Of course, when you’re out walking, with only a small dog for company and other people as rare as a hens tooth, the mind tends to wander. I saw, at a guess, between 30 and 40 people, including an Italian family with 2 small children (I heard them speaking) and a black family. So much for the “The Lake District Is Racist” trope, so beloved of the Liberals in charge of The Parks Authority. Everyone acknowledged each other, I even had a conversation, at a “safe distance” with a biker from Inskip; there were quite a few bikes on the roads. Over the last week or two, now there is a more “forensic” focus on things, the usual suspects are turning to how the pandemic might have been handled differently had there been a Labour government in place, or even had there been a different, less stumbling and more pragmatic approach from the incumbents. I like to think that shielding of the most vulnerable, a suspension of mass gatherings and an acknowledgement that over 99% would survive Covid-19 virtually unscathed might have made us more accepting of the concept of Herd Immunity, but, again in my opinion, media pressure scotched that approach and the government, in my opinion, was all too willing to go along. I don’t suppose we’ll ever know, but that won’t stop the questions.

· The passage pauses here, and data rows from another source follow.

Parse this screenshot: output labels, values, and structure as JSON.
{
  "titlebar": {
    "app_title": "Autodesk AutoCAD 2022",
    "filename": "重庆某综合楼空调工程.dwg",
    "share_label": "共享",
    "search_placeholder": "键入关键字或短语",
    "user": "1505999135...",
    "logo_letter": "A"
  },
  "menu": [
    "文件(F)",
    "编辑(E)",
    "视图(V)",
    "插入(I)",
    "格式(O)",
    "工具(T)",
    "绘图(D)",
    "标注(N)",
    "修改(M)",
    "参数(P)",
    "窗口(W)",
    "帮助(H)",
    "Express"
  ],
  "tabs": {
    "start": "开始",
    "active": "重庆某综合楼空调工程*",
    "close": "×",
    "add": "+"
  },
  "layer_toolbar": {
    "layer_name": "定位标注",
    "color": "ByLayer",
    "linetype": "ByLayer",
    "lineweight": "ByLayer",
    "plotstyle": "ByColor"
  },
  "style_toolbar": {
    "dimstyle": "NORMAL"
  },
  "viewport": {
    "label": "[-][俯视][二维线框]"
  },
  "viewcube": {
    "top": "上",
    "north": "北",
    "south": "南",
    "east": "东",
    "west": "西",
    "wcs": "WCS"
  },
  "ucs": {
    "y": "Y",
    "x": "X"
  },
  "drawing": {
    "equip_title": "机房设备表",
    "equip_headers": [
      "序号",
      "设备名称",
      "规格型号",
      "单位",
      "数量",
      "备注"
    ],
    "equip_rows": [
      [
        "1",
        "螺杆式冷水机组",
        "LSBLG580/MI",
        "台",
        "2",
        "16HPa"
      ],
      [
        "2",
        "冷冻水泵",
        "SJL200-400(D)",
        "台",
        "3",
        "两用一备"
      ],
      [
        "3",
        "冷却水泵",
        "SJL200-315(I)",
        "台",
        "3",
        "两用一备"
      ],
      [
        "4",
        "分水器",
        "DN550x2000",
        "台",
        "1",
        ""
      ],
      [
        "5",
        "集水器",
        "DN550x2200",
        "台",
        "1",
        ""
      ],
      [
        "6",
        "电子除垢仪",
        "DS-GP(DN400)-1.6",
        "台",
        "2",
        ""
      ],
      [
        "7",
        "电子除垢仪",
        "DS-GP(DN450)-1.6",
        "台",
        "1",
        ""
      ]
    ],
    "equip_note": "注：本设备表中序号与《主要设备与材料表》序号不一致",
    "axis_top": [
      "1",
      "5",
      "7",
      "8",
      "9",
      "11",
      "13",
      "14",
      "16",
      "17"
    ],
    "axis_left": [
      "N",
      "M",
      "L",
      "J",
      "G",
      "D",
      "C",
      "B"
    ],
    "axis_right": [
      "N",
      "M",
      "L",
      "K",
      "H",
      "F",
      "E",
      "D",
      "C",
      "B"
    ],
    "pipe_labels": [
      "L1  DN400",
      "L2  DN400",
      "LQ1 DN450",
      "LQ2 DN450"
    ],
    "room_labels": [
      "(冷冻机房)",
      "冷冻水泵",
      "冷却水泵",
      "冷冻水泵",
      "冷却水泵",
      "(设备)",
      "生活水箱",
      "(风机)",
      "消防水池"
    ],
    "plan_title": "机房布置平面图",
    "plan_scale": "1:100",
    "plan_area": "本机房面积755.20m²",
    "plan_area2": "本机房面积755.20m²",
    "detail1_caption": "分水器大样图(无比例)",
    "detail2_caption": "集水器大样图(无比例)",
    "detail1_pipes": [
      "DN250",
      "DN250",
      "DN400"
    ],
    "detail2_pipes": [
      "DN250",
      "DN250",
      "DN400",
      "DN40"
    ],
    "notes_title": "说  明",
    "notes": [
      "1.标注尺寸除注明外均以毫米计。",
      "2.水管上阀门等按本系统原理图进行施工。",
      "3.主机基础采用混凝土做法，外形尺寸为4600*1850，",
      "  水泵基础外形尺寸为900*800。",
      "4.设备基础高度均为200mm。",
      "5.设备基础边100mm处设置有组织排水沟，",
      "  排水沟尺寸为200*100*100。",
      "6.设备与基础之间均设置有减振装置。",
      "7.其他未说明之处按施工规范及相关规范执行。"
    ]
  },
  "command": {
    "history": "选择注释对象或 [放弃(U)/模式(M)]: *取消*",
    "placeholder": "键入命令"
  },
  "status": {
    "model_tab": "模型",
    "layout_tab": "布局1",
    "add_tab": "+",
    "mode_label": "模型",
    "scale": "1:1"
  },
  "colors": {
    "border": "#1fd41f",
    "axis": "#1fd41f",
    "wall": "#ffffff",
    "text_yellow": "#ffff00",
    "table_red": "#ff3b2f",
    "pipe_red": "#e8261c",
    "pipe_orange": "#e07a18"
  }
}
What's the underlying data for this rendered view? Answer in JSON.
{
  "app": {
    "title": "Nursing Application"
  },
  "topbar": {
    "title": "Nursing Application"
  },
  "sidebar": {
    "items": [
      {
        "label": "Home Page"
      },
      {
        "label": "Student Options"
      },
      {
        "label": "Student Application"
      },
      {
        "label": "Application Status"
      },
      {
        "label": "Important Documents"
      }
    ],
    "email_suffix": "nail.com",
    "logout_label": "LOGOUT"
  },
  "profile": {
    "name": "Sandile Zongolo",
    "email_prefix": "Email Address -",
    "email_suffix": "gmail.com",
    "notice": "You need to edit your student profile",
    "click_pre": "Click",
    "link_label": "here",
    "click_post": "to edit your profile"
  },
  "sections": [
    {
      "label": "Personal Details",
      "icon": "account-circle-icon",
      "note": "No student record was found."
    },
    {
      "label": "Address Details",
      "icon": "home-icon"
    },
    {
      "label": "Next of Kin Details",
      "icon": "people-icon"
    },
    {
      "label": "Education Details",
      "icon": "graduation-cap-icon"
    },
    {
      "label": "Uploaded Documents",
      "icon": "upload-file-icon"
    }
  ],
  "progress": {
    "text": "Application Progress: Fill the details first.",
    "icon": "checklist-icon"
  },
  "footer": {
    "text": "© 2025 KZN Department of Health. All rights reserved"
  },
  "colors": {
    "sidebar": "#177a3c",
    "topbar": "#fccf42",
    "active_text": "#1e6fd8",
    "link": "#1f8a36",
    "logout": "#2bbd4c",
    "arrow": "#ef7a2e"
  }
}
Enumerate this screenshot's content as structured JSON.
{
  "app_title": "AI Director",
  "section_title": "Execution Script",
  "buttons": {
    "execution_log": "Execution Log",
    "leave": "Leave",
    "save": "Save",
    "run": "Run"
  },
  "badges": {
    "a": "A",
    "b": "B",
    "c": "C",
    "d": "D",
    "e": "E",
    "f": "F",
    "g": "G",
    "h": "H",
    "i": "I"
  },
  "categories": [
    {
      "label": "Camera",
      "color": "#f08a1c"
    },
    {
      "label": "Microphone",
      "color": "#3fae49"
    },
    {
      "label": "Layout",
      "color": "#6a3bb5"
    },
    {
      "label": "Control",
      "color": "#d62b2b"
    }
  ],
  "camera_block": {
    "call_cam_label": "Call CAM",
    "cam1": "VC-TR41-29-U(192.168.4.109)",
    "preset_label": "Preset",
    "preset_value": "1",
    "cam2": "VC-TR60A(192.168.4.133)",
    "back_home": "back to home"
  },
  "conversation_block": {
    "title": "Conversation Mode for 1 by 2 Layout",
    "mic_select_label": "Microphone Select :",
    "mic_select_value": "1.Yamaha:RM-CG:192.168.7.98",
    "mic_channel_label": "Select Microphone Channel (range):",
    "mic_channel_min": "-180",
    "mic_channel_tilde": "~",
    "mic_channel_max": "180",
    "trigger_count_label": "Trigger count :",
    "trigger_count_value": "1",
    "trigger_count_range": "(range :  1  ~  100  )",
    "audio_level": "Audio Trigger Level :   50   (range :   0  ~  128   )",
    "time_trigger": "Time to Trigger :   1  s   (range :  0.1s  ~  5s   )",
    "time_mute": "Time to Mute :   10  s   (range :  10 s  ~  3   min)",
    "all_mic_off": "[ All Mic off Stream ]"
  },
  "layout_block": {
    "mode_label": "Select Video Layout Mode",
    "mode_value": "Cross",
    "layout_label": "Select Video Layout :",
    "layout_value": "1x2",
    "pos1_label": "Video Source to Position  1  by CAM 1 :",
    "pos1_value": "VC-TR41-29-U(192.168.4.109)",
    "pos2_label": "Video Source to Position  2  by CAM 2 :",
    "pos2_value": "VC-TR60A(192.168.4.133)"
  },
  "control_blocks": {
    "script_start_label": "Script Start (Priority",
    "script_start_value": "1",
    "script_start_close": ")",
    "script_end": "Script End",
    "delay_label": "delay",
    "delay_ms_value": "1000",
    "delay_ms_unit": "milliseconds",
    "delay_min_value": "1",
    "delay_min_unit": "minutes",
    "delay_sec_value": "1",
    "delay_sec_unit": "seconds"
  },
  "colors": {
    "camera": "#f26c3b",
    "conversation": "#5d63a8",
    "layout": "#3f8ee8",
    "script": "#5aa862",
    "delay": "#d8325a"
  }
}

Herd Immunity, Can It Work?
Manual Focus F Stop 5.6. S/S1/4000. ISO1600. © Colin Cross, Going Postal 2020

At the risk of repeating myself, the whole concept of Lockdown has been relatively easy for my family and me. My eldest daughter has continued to work full time. Mrs C and the youngest daughter are both working from home and although the restrictions on movement are frustrating it isn’t really a hardship, apart from not being able to see the eldest in person. Shopping is relatively painless and the local Farm shop/butcher is well stocked and open every day. I can’t begin to imagine what it must be like for those who’ve lost their livelihoods and are living without a garden or an accessible open space, but there’s little I can do about that. I joined the village committee that was set up to help the elderly and vulnerable, but I haven’t been called on as yet and probably won’t be. All in all, apart from the fact that there are people in the house all day and I can’t use my office as much as I’d like life carries on much as it always has.

Swimming Against The Tide
Manual Focus F Stop 5.6. S/S1/1600. ISO1600. © Colin Cross, Going Postal 2020

Summat’s niggling away though, I find it hard to believe that sheer incompetence has us trapped in a kind of stasis that looks likely to continue for some time. I can’t quite get my head around the fact that the word of a discredited Europhile “scientist”, who claimed we were facing half a million deaths without draconian Lockdown measures, was taken as gospel by people who should have been fully aware of both his politics and his track record. I struggle to comprehend how shutting down the very things that are the life blood of our economy while at the same time allowing as many as two million people to enter the country through our airports, completely unchecked, makes any sense whatsoever. I’m aghast that it seems impossible for our Border Force and our Home Secretary to get to grips with the continuing flow of “refugees” crossing the Channel, aided and abetted by a French government which is acting against our interest with impunity.

I really want to believe there aren’t Globalist/Deep State “bad actors” at work here, but the more I observe, the less convinced I become. Back to the tomatoes it is.